Personal information
- Nickname: "The Candyman", "Mr Sweet Thing"
- Born: June 3, 1990 (age 35) Nassau, Bahamas

Darts information
- Playing darts since: 2009
- Darts: 23g Winmau
- Laterality: Right-handed
- Walk-on music: "I'm a Bahamian (That's What I Like)" by Nakhaz

PDC premier events – best performances
- World Championship: Last 96: 2025

Other tournament wins
| CDLC Tour | 2024 (x2), 2025 (x2) |

= Rashad Sweeting =

Bahaman darts player

Rashad Sweeting (born June 3, 1990) is a Bahamian darts player. Sweeting played at the 2025 PDC World Darts Championship, becoming the first ever Bahamian to play at a world championship. He faced Jeffrey de Graaf in the first round, winning the first set but losing the next three to be eliminated.

==Career==

Sweeting took up darts in 2009, and described Phil Taylor as his “motivation”.
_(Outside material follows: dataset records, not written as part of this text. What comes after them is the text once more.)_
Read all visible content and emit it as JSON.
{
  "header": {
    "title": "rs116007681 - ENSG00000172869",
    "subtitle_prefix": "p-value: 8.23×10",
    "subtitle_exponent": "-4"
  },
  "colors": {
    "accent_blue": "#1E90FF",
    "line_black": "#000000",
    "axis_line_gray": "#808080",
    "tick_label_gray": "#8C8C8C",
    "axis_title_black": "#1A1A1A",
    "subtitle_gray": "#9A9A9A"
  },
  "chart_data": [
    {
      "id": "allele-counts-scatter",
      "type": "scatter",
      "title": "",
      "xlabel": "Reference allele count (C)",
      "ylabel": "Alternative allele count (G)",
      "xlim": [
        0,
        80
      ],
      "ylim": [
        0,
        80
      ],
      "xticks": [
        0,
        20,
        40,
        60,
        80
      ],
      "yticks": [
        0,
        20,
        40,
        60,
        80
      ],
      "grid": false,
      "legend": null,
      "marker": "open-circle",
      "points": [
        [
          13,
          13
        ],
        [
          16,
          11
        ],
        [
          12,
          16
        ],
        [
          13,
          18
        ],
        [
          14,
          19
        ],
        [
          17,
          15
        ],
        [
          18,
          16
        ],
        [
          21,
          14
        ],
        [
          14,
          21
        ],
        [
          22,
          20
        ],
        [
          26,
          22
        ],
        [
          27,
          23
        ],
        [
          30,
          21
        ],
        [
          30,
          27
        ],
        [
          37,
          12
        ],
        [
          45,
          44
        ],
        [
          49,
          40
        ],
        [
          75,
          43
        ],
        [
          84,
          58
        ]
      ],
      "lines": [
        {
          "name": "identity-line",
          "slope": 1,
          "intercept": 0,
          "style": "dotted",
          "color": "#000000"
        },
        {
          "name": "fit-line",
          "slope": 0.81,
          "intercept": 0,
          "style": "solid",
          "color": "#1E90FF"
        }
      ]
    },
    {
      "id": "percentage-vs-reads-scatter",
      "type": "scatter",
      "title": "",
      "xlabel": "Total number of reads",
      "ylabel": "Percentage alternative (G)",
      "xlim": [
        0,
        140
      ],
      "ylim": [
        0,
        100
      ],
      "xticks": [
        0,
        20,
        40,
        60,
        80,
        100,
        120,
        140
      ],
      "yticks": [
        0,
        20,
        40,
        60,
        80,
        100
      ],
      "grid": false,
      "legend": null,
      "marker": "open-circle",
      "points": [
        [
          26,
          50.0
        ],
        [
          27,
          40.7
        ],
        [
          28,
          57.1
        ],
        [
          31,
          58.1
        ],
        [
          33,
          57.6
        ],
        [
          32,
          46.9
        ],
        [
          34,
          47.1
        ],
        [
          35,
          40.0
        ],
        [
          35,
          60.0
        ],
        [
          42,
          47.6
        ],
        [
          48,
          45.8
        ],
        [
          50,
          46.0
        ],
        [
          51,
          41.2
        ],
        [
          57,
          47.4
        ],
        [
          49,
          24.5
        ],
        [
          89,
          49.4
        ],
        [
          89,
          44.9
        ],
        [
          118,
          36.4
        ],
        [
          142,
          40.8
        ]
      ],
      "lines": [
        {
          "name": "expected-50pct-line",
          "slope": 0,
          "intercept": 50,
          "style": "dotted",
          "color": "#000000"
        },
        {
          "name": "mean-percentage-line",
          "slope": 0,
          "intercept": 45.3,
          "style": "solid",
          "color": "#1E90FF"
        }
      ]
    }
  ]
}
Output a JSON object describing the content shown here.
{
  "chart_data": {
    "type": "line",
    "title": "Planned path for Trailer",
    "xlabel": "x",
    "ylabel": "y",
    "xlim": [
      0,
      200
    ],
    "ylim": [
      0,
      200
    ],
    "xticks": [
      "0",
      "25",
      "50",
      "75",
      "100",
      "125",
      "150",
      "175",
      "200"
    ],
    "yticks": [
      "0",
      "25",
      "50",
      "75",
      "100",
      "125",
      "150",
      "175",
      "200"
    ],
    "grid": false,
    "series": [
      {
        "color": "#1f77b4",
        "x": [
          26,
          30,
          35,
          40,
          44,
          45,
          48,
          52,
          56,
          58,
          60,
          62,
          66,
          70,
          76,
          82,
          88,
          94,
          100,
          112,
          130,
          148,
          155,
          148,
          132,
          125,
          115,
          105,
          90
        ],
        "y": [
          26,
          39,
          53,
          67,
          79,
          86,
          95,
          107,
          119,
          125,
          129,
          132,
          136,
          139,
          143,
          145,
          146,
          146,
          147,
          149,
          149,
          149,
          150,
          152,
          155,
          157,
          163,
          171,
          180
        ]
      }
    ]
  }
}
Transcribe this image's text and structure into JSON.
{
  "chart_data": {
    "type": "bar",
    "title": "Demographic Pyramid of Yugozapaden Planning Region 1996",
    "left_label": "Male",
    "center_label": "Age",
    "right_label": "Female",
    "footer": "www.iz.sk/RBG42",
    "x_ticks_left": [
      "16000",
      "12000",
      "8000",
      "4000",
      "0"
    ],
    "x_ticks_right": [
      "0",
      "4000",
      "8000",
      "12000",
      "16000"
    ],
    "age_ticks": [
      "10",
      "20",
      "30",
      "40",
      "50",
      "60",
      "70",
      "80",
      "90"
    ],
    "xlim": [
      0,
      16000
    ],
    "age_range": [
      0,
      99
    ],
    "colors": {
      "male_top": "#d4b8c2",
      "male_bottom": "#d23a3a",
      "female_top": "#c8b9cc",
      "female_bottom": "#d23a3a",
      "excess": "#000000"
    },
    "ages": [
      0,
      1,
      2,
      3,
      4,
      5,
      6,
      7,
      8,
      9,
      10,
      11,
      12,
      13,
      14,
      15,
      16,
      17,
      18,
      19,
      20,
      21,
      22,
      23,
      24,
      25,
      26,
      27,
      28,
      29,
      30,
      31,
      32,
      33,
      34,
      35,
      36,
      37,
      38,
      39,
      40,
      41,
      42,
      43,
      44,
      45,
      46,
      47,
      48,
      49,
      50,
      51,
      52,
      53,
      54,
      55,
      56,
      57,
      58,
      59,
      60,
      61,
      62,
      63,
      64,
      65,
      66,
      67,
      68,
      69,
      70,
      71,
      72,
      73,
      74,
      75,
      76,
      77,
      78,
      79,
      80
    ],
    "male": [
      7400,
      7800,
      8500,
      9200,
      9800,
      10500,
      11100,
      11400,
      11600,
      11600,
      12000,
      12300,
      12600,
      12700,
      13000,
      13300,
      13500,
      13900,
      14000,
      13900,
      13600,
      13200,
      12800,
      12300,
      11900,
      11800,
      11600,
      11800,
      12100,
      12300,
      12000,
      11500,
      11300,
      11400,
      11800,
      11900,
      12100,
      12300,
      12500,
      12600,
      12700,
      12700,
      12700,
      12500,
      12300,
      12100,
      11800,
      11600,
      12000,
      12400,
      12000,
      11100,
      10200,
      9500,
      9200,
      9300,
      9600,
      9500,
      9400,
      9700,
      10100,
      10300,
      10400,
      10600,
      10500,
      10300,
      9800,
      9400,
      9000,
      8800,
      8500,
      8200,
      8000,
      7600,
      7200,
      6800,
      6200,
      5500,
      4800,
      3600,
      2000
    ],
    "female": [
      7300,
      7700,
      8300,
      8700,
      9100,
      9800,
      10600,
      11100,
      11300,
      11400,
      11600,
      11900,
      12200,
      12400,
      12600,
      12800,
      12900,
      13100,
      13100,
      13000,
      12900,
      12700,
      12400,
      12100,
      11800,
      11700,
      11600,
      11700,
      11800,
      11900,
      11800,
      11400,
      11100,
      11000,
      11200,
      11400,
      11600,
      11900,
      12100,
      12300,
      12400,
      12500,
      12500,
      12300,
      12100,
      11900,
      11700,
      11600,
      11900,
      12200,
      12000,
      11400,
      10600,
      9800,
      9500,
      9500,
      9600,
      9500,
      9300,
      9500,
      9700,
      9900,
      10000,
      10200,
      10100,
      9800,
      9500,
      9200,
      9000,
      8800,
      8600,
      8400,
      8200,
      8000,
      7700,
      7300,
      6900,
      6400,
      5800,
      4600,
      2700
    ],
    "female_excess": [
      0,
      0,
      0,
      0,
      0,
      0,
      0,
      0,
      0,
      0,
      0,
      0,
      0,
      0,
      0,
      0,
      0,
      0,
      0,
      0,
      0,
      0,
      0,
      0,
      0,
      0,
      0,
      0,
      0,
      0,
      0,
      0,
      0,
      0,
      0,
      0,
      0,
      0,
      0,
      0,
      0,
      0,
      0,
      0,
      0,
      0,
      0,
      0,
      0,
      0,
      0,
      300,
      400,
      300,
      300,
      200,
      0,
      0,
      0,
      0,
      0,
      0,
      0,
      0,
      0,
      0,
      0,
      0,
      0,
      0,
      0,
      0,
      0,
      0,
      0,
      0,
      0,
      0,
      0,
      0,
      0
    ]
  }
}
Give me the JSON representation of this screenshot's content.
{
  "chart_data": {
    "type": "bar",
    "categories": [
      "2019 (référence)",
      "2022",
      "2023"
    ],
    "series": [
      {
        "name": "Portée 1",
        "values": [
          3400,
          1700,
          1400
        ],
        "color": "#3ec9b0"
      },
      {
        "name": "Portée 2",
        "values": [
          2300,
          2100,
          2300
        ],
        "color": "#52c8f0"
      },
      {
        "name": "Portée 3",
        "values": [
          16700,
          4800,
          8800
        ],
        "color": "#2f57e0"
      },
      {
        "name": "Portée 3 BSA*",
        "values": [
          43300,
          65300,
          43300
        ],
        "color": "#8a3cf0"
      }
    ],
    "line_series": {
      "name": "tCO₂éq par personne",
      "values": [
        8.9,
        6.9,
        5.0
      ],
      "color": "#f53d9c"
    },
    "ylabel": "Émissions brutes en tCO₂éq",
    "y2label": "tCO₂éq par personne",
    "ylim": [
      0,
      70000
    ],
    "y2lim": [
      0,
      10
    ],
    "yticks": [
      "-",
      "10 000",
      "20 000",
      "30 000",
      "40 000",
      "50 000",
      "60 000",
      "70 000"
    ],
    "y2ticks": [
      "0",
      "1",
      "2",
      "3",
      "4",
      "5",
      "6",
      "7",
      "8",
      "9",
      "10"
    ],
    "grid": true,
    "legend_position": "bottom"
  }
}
Sweeting represented the Bahamas at the 2023 WDF World Cup.

Sweeting sealed his qualification for the 2025 PDC World Championship via the Championship Darts Latin America and Caribbean (CDLC) Order of Merit, winning two of the four events held in 2024. In Montego Bay, Jamaica, in July, he defeated Costa Rica’s Guillermo Soto 6–5 in the final, while in October in Santiago, Chile, he earned a 6–1 victory over Sudesh Fitzgerald to win his second event. He was denied back-to-back titles by Soto, who recovered from 5–3 down to win Event 4. At the World Championship, Sweeting became the first player to represent the Bahamas at the competition. He was drawn against Jeffrey de Graaf in the first round. Sweeting won the first set of the match 3–1, following seven missed doubles from de Graaf. Sweeting had the opportunity to go 2–0 up in sets, but missed set darts. De Graaf tied the game at 1–1 before winning the next two sets to defeat Sweeting 3–1.

Despite defeat, he earned the attention of fans and media for his arrival - heading in the wrong direction - and for celebrating a 180 with the "cold" celebration of Chelsea F.C.'s Cole Palmer. As tournament sponsor, Irish gambling company Paddy Power were donating £1,000 to charity Prostate Cancer UK for every 180 hit at the event, they showed their appreciation for Sweeting's 180 by paying for his travel costs.

In February 2025, he signed a deal with Winmau.

==Personal life==

His walk-on music is "I'm a Bahamian (That's What I Like)" by Nakhaz, which he selected to dispel myths about the people of his nation. Away from the sport, Sweeting works as an immigration officer.